I have been invited to a holiday cookie party tomorrow, and there are six invitees, so each of us needs to bring six dozen cookies to swap. We got a preview of my friend June's gingerbread cut-outs tonight at pub trivia, and they were spicy and delicious! But the thought of rolling out, cutting, and then frosting 70 cookies made me want to take my own life. I am still making batches of toffee for relatives and another cranberry-orange pound cake for my roomie's parents, so I needed something less involved for my cookie offering. I honestly considered Rice Krispie treats at one point (fancy ones, mind you, with Froot Loops and Rainbow Pebbles and such, a la Alexis Stewart). But when I was at the health food co-op yesterday, I spotted a beautiful bag of finely-diced dried apricots, and I had a vision. I would make a version of one of my favorite holiday cookies, that Jewish and/or Eastern European favorite, rugelach. Rugelach is made with a rich, unsweetened cream cheese dough, filled with cinnamon sugar, nuts, and/or some kind of fruit. You roll out small rounds of dough, sprinkle on the filling ingredients, cut into triangles, and then roll each cookie up, not unlike canned crescent rolls. The recipe I use is from 1999's Holiday Baking Magazine from Woman's Day. This fabulous magazine is also the source of my croissant bread pudding recipe. I am absolutely OBSESSED with holiday baking magazines--I need a 12-step program! Anyway, the original recipe is for rugelach filled with hazelnuts and brown sugar, but I play fast and loose with this template. This time, I swapped out toasted walnuts for the filberts, and added an equal amount of the diced apricots for good measure. Whatever you fill yours with, they would be perfect for your cookie swap, holiday party, and particularly, for Hanukkah (I think our Jewish friends are up to six candles as of tomorrow night, if I am not mistaken).
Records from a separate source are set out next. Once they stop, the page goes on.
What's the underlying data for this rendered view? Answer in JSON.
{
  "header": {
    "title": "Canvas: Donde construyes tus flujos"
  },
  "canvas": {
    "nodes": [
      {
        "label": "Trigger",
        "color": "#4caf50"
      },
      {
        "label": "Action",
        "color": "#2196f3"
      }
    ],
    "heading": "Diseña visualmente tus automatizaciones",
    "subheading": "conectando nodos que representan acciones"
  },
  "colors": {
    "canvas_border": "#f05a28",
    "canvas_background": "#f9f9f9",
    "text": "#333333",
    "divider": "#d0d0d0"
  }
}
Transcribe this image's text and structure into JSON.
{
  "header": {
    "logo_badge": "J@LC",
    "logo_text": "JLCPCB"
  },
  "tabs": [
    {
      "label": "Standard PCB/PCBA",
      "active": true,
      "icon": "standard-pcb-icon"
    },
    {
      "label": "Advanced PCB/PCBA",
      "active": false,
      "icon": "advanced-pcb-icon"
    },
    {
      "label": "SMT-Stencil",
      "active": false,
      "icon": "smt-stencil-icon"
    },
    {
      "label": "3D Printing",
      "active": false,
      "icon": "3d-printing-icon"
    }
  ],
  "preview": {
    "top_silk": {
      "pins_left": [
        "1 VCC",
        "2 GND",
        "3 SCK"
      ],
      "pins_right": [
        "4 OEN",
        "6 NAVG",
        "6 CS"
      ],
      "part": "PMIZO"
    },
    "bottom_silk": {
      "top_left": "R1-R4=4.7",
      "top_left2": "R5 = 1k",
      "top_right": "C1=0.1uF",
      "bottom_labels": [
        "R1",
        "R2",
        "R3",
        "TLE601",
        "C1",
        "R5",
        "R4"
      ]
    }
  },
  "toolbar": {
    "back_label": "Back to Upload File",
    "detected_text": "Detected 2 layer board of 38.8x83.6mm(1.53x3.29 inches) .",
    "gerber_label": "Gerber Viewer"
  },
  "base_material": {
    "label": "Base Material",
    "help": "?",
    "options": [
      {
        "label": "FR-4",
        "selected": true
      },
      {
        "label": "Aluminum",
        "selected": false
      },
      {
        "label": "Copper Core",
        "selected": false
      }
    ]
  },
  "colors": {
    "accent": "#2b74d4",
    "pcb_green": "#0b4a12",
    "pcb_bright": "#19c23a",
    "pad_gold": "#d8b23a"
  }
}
Hazelnut and Brown Sugar Rugelach
(Source: Holiday Baking Magazine, 1999)
For the pastry:
1 cup unsalted butter, at room temperature
1/2 lb. cream cheese, at room temperature
1/4 teaspoon salt
2 cups all-purpose flour
For the filling:
1 1/3 cups hazelnuts (or walnuts or pecans)
1/3 cup firmly packed brown sugar
1/3 cup granulated sugar
2 teaspoons ground cinnamon
4 tablespoons (1/2 a stick) unsalted butter, melted and cooled
* 1 1/3 cup dried apricots, finely diced (or dried fruit of your choice), optional
For the topping:
1/4 cup granulated sugar
3/4 teaspoon ground cinnamon
1 egg white, beaten with 1 tablespoon water (I used a whole egg)
To make the pastry, in a large bowl, combine the butter and cream cheese. Using an electric mixer set on high speed, beat until smooth. Mix in the salt. Reduce the speed to low, add the flour, and mix just until a dough forms. Turn the dough out onto a floured work surface. Using floured hands, form the dough into a log. Cut into 4 equal pieces. Flatten each piece into a disk and wrap separately in plastic wrap. Refrigerate until firm, at least 2 hours or as long as overnight.
Preheat an oven to 350°F. To make the filling, spread the nuts on a baking sheet and toast, stirring occasionally, until they deepen in color, about 10 minutes. Let cool, then chop finely. Increase the oven temperature to 375°F.
Butter 2 baking sheets (I prefer to use Silpats instead). Let the dough disks stand at room temperature for about 10 minutes to soften slightly. Meanwhile, in a small bowl, mix together the brown sugar, granulated sugar and cinnamon.
Flour 1 dough disk and place between 2 sheets of waxed paper. Roll out into a round 10 inches in diameter and 1/8 inch thick. Remove the top sheet and brush the dough with the melted butter, then sprinkle with 3 tablespoons of the brown sugar mixture. Top with about 1/3 cup of the nuts (and 1/3 cup dried fruit, if using). Using a rolling pin, gently roll over the filling to help it adhere to the dough. Cut the round into 12 wedges (a pizza cutter works great). Starting at the wide end, roll up each wedge. Transfer to a prepared baking sheet (you can get 18 of them on one half-sheet pan), arranging the cookies point-side down and spacing them 1 inch apart.
To make the topping, in a small bowl, mix together the granulated sugar and cinnamon. Brush the cookies with the egg wash, then sprinkle with the cinnamon-sugar topping.
Bake until golden brown, about 20 minutes (I baked two trays at a time, rotating halfway through the baking time, and mine took 22-24 minutes). Transfer the cookies to wire racks to cool. Repeat with the remaining dough, filling and topping. Store cookies in an airtight container at room temperature for up to 5 days. Makes 4 dozen cookies.